Intracranial pressures and O₂ extraction in conscious sheep during 72 h of hypoxia

High-altitude cerebral edema may occur within several days after a rapid ascent to altitude. However, the mechanisms that produce this potentially lethal condition are unclear. This experiment assessed systemic arterial and intracranial pressures (n = 22) and cerebral blood flow per unit cerebral O₂ consumption (Q̇(c)/cV̇O₂) and cerebral O₂ extraction fraction (cEO₂) (n = 9) in conscious sheep before and during 72 h of normobaric hypoxia (arterial O₂ tension ~ 40 mmHg, oxygen saturation in arterial blood ~ 50%). Q̇(c)/cV̇O₂ and cEO₂ were calculated from systemic arterial and cerebral venous O₂ contents. Wet-to-dry brain weight ratios were calculated during normoxia (n = 4) or after 72 h of hypoxia (n = 5) in additional sheep.

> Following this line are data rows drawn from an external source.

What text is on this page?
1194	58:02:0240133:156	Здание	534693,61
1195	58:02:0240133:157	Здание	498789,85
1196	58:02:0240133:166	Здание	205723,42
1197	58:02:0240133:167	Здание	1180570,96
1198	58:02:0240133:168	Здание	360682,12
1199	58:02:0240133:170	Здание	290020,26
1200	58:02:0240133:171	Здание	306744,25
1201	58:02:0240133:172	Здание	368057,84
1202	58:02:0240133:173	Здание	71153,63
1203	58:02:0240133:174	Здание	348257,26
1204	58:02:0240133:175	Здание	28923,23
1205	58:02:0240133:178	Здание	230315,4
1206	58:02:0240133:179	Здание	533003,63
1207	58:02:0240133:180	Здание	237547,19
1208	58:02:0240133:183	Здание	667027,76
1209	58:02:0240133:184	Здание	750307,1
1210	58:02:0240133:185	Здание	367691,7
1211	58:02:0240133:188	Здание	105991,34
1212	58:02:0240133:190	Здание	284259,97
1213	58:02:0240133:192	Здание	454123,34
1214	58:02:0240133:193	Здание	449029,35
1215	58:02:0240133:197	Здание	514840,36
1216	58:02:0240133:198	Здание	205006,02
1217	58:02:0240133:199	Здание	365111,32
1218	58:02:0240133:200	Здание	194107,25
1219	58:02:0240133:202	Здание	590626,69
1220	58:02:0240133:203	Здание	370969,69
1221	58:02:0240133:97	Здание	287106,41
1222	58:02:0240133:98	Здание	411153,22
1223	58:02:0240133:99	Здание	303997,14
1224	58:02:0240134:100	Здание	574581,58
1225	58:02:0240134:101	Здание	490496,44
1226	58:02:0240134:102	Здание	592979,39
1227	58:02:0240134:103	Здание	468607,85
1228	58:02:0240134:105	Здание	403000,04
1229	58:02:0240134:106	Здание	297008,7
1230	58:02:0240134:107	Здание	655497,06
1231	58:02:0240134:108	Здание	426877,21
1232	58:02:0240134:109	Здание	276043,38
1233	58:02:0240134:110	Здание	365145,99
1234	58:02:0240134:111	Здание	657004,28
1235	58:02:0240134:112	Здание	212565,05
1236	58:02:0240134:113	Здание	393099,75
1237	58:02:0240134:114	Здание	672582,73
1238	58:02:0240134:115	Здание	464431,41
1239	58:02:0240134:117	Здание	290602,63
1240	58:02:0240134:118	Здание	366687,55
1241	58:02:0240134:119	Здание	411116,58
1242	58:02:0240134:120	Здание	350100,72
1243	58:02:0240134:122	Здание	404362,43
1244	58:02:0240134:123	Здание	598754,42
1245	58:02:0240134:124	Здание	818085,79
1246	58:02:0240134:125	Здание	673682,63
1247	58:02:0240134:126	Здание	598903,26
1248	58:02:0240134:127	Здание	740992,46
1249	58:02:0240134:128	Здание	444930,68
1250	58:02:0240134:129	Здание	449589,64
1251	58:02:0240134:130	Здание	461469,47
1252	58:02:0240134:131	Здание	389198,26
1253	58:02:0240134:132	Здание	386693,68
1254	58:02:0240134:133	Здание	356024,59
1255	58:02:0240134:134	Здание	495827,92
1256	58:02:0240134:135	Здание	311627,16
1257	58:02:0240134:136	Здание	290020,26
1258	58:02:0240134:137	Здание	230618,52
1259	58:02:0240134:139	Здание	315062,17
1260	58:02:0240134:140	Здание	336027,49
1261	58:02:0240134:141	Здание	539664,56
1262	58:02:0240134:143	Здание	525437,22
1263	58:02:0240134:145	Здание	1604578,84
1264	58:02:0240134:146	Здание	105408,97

Intracranial pressures did not change during hypoxia (+1.3 to +1.8 mmHg, P = 1.0); however, estimated intracranial capillary hydrostatic pressure may have increased 1-20 mmHg depending on the arterial-to-downstream resistance ratio. During the 72 h of hypoxia, Q̇(c)/cV̇O₂ doubled (P = 0.02) and cEO₂ tended to decrease (5% absolute, P = 1.0). Regional wet-to-dry brain weight ratios after 72 h of hypoxia were 4-13% greater than their respective ratios during normoxia (0.001 < P ≤ 0.05); indirect evidence suggests that this increased brain water content was extravascular. The sheep may be an appropriate model for the further study of high-altitude cerebral edema.